In years past, the Eugene Public Library has held multicultural events such as bilingual storytimes in conjunction with the city of Eugene and Lane Art Council’s Fiesta Cultural. Fiesta Cultural is a series of community events that take place from September through December in Lane County. The events celebrate “Latino/a/x/e arts, culture and heritage,” according to the Lane Arts Council.
However, a shift in strategy for the council this year led the library to reconsider its approach to diversity.
Amy Seto Forrester, the youth services supervisor at the Eugene Public Library, is heavily involved in diversity, equity and inclusion initiatives at the library. Forrester is also a children’s book author, and her hope is to “reflect the different abilities, backgrounds and lived experiences of the kids who are reading” her books, she says.
Forrester says that, rather than the library’s previous approach to representation, which included participation in local events or multicultural storytimes, the library now has a “day-to-day” mindset on diversity.
“We’re having those conversations of, who are we lifting up? Who could we? How could we shine a light on a creator who brings a lived experience that’s important? How do we connect with our community?” Forrester says.
There’s a reason why the city of Eugene includes libraries and cultural services in the same department. Public libraries offer people of all ages and cultural backgrounds an opportunity to explore their own, and each others’, lived experience.
Forrester cites the essay “Mirrors, Windows and Sliding Glass Doors” by Dr. Rudine Sims Bishop, a professor emerita of Ohio State University who researches American children’s literature, as one inspiration for her own books’ diverse representation.
“When there are enough books available that can act as both mirrors and windows for all our children, they will see that we can celebrate both our differences and our similarities, because together they are what make us all human,” Bishop writes.

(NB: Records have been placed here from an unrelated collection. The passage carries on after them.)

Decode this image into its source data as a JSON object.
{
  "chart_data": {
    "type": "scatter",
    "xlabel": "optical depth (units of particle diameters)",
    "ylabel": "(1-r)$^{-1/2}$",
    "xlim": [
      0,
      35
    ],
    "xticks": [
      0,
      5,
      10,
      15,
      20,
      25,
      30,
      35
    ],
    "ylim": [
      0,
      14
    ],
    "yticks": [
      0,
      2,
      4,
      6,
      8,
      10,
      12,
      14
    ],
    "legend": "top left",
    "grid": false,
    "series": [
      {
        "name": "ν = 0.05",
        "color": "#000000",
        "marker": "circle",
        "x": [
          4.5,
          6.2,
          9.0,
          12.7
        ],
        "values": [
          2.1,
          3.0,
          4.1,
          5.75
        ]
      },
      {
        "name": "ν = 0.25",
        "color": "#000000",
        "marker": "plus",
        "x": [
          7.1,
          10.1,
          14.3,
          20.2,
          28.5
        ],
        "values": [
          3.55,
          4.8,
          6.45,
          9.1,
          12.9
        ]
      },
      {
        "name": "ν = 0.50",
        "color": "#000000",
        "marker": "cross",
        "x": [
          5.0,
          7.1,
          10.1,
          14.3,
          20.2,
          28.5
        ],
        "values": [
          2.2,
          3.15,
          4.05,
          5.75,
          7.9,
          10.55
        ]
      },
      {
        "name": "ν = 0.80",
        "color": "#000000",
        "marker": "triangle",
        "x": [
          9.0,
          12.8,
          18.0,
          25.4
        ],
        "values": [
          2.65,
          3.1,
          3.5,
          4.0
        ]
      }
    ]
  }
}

According to the Oregon Department of Education’s At-A-Glance District Profile for the 2022-23 academic year, only 47 percent of students in Eugene School District 4J are reading at grade level. The numbers are even lower for students in marginalized communities, such as 38 percent of Black students, 30 percent of Hispanic/Latino students, 20 percent of homeless students and 24 percent of students with disabilities currently reading at grade level.
Forrester and the library want to use the mindset of mirrors, windows and sliding glass doors to support developing readers in their education.
“If kids see themselves reflected in books, their experiences, their identities, then they are more likely to see themselves as readers, and they’re more likely to be successful readers,” Forrester says.
“It’s not just about the Five F’s: food, festivals, fashion, famous people and flags. Those tend to be the ways that culture is sort of reduced or represented,” Forrester says. “They’re not the only things about culture that we should be looking at and celebrating and sharing with our community.”
Forrester’s staff of 15 is “wonderful, but they don’t represent every culture in the world or every lived experience,” she says. The library’s new approach to cultural representation hopes to elevate the voices of those who do have that lived experience.
“Rather than say, ‘Hey, what do you want?’ we just say, ‘Hey, you already have a thing that is successful, that is resonating with your community, that we are so happy to support,’” Forrester says.
“We want people to be welcomed,” Forrester says. “We want them to belong. We want this to be an equitable space for them to be in.”